Critique Creep chapter 2 . 6/2/2013
The plot alone is more than fine. :) However, when a new person speaks, there should be a new paragraph created. Example: "What are you doing here Madara or should I say Tobi Uchiha."said Shun. Ahsoka got mad. "WHO IS MADARA AND TOBI?! STOP CONFUSING ME!" yelled Ahsoka. "She's scary when's she's angry."said Tobi. "Why are we here?" asked Ahsoka. "To take your bijus." "WHAT?!" both Ahsoka and SHun. Then out of nowhere they fell unconscious. "Good." Tobi dragged Shun into the other room."

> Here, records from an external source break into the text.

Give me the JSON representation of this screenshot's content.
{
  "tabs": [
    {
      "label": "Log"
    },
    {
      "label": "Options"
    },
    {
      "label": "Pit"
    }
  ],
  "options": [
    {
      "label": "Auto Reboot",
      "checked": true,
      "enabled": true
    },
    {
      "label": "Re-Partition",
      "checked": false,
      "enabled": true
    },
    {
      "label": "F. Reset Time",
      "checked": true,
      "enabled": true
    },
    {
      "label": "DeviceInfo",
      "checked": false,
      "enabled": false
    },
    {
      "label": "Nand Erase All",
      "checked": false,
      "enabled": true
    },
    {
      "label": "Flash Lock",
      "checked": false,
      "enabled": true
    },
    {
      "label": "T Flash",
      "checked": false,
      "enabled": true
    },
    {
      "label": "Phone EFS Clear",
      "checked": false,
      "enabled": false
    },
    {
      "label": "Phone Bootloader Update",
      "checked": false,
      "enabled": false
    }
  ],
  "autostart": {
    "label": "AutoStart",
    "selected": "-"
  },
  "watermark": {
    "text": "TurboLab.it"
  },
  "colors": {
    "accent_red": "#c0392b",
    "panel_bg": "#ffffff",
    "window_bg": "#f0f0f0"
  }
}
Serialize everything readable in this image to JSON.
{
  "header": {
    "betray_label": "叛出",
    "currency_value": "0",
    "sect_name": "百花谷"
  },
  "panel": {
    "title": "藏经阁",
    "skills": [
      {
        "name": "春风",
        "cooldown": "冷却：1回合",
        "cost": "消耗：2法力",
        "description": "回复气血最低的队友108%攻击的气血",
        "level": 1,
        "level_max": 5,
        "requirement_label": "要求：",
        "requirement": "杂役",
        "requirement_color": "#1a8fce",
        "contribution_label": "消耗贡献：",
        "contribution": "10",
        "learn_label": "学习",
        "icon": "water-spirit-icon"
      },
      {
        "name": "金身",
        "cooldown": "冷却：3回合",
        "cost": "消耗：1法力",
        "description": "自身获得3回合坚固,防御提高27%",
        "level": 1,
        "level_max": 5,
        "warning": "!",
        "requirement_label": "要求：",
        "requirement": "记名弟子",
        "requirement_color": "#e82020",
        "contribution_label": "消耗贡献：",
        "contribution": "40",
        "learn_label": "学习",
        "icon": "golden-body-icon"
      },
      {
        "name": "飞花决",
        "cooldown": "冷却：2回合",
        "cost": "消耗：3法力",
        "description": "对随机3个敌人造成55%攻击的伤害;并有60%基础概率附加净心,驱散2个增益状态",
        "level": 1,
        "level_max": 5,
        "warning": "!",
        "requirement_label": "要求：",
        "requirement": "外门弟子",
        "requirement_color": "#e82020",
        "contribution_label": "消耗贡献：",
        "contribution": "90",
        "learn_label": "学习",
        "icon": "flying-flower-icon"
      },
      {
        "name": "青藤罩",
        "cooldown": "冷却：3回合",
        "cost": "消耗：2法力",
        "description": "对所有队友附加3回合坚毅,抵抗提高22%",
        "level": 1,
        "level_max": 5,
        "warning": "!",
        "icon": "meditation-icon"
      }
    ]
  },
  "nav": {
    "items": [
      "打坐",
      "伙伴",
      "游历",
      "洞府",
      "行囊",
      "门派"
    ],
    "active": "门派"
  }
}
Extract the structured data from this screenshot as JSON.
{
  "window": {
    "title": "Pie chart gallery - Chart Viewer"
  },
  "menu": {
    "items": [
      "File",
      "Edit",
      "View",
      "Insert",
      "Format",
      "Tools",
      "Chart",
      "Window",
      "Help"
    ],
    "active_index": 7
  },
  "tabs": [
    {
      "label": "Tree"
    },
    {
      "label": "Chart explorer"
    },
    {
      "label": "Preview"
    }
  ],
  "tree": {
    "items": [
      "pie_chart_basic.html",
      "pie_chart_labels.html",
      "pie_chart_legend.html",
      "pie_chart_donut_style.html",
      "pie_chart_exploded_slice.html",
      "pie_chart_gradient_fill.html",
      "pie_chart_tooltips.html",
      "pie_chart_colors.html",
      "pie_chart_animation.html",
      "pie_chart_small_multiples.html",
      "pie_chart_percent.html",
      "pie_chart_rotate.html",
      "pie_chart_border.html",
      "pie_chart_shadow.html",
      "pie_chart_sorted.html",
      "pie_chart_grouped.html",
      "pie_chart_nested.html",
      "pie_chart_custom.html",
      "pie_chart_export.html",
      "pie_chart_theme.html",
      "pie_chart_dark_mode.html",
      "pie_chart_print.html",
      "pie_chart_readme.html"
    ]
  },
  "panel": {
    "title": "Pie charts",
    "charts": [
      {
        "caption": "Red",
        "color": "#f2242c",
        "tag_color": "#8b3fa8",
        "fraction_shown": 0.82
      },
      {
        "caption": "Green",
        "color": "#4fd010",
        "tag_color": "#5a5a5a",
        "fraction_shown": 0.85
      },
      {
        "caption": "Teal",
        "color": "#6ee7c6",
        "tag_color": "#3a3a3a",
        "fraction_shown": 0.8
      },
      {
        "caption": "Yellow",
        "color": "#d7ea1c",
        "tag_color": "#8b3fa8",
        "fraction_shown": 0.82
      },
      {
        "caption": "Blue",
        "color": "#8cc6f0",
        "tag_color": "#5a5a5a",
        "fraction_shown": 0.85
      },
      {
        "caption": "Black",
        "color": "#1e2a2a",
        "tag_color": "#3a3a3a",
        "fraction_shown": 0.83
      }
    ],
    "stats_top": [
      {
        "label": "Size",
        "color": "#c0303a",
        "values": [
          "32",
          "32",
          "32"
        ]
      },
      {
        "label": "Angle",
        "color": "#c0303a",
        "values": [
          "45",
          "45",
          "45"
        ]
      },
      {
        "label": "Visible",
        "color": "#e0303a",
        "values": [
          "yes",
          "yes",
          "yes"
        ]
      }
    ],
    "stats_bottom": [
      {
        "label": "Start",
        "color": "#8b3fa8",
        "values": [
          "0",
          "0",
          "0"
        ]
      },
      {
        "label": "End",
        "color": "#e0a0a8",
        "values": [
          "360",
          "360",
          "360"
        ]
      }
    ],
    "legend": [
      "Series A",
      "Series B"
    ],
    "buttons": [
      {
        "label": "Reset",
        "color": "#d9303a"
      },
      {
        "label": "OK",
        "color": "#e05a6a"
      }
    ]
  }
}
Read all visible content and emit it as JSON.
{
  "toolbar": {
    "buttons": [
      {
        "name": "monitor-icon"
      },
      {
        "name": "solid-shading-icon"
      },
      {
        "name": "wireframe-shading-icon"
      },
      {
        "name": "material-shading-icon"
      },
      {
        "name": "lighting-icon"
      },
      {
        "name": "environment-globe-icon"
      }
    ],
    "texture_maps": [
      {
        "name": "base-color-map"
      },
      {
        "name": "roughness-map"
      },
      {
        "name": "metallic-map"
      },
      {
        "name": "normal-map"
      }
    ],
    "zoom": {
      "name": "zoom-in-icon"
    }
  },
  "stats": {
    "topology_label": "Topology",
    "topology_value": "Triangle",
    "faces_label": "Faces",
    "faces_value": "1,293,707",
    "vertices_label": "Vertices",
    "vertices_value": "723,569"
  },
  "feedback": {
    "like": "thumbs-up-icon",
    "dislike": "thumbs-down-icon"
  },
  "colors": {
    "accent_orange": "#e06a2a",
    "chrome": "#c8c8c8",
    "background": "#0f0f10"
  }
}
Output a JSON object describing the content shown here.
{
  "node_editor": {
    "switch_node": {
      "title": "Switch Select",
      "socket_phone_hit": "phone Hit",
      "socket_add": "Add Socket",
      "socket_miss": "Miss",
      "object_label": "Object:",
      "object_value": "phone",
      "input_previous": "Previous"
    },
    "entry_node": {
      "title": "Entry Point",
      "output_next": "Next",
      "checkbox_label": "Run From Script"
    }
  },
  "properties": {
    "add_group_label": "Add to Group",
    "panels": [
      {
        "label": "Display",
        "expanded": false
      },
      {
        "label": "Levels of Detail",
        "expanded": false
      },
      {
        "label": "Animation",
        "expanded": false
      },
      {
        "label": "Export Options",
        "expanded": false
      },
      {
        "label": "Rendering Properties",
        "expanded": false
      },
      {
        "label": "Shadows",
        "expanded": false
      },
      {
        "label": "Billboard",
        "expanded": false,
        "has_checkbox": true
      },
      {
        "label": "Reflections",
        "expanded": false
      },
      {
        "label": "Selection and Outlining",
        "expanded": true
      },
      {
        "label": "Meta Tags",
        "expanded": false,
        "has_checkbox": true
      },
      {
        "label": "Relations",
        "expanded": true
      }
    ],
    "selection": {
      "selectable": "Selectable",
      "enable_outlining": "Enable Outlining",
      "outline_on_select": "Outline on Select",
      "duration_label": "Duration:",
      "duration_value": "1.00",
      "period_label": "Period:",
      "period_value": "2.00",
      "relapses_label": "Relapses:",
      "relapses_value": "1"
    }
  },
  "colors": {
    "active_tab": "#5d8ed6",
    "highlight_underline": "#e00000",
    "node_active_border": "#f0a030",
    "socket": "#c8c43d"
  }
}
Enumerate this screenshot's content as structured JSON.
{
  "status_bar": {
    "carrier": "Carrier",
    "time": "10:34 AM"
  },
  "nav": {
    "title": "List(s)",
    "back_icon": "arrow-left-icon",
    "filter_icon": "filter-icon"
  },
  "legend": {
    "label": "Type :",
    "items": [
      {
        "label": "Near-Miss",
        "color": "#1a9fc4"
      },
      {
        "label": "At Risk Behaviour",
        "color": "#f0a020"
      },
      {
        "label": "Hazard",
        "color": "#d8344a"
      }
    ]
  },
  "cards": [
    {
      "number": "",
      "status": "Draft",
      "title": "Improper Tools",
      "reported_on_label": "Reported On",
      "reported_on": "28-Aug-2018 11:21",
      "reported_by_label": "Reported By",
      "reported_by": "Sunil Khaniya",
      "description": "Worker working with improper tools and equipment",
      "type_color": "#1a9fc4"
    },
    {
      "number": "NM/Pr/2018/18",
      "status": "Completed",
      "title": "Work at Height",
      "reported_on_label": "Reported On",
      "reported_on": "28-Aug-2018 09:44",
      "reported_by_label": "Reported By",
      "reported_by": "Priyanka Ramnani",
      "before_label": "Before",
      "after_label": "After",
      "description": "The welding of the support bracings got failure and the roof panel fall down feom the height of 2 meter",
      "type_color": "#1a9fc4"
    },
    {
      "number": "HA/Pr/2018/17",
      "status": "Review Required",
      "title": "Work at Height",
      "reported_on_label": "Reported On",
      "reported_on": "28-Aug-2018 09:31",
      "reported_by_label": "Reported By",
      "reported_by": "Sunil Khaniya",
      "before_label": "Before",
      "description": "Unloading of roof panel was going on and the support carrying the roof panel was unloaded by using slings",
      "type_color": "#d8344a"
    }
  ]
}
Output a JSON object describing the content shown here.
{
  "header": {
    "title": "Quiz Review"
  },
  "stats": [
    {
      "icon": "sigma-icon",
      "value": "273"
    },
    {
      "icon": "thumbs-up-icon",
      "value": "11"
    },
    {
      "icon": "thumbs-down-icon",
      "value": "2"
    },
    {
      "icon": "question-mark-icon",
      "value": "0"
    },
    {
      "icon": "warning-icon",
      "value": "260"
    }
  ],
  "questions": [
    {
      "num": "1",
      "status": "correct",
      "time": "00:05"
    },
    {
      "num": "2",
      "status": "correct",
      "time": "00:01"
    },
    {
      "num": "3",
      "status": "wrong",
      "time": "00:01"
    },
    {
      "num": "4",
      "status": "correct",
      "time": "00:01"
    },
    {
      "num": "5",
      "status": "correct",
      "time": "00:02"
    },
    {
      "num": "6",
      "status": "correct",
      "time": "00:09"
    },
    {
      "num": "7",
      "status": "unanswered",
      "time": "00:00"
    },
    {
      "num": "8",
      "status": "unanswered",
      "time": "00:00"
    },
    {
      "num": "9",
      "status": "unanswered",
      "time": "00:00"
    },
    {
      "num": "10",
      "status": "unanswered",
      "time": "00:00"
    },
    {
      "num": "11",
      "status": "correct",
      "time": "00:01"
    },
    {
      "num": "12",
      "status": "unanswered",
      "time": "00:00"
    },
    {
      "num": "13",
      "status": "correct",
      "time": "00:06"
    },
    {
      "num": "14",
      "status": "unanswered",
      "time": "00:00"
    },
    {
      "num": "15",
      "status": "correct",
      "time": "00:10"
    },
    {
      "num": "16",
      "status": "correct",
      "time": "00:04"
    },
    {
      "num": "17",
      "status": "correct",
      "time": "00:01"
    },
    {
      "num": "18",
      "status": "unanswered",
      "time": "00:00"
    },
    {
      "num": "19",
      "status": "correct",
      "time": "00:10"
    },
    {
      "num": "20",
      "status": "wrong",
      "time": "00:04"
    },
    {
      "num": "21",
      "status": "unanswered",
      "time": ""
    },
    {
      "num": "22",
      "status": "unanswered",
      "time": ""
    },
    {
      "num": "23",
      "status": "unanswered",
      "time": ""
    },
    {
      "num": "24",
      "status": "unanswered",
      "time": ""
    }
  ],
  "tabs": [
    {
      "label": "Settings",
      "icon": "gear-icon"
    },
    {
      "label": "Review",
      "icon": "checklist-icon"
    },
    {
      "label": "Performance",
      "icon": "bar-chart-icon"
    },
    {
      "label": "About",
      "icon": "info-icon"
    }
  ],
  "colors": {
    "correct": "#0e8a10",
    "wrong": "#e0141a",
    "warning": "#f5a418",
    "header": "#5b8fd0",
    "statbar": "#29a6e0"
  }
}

This paragraph could be changed to:
"What are you doing here Madara or should I say Tobi Uchiha,"said Shun. (Don't forget to put a comma instead of a period, in the speech if your indication of who is talking comes after.)
Ahsoka got mad. "WHO IS MADARA AND TOBI?! STOP CONFUSING ME!" yelled Ahsoka.
"She's scary when's she's angry," said Tobi.
"Why are we here?" asked Ahsoka.
"To take your bijus."
"WHAT?!" both Ahsoka and Shun. (Also here, you forgot to state how Ahsoka and Shun reacted using a verb of speech. You could've used "WHAT?!" both Ahsoka and Shun exclaimed.) Then out of nowhere they fell unconscious.
"Good." Tobi dragged Shun into the other room.
*In general, simply divide up the sentences into new paragraphs anytime someone speaks.
Please do not take this as an insult in anyway, simply take it as constructive criticism.
I hope you continue to write good efforts of work, but grammatically correct. Good plots you create, I must give you credit for that.
- Critique Creep
Newborn Hope chapter 2 . 5/8/2013
Ummm...okay...I'm confused. Why did you ask me to edit your chapters when you've posted the old version which has mistakes instead of the one which I had edited? Just asking frankly...I'm not mad or annoyed or something. Update soon.
Newborn Hope chapter 1 . 5/4/2013
Well...it's really nice,but a bit quick. There aren't VERY ANNOYING mistakes to be pointed out and short tiny little ones should be ignored. But one thing...UPDATE SOON AND MAKE IT LONG! Other than that,it's good! :)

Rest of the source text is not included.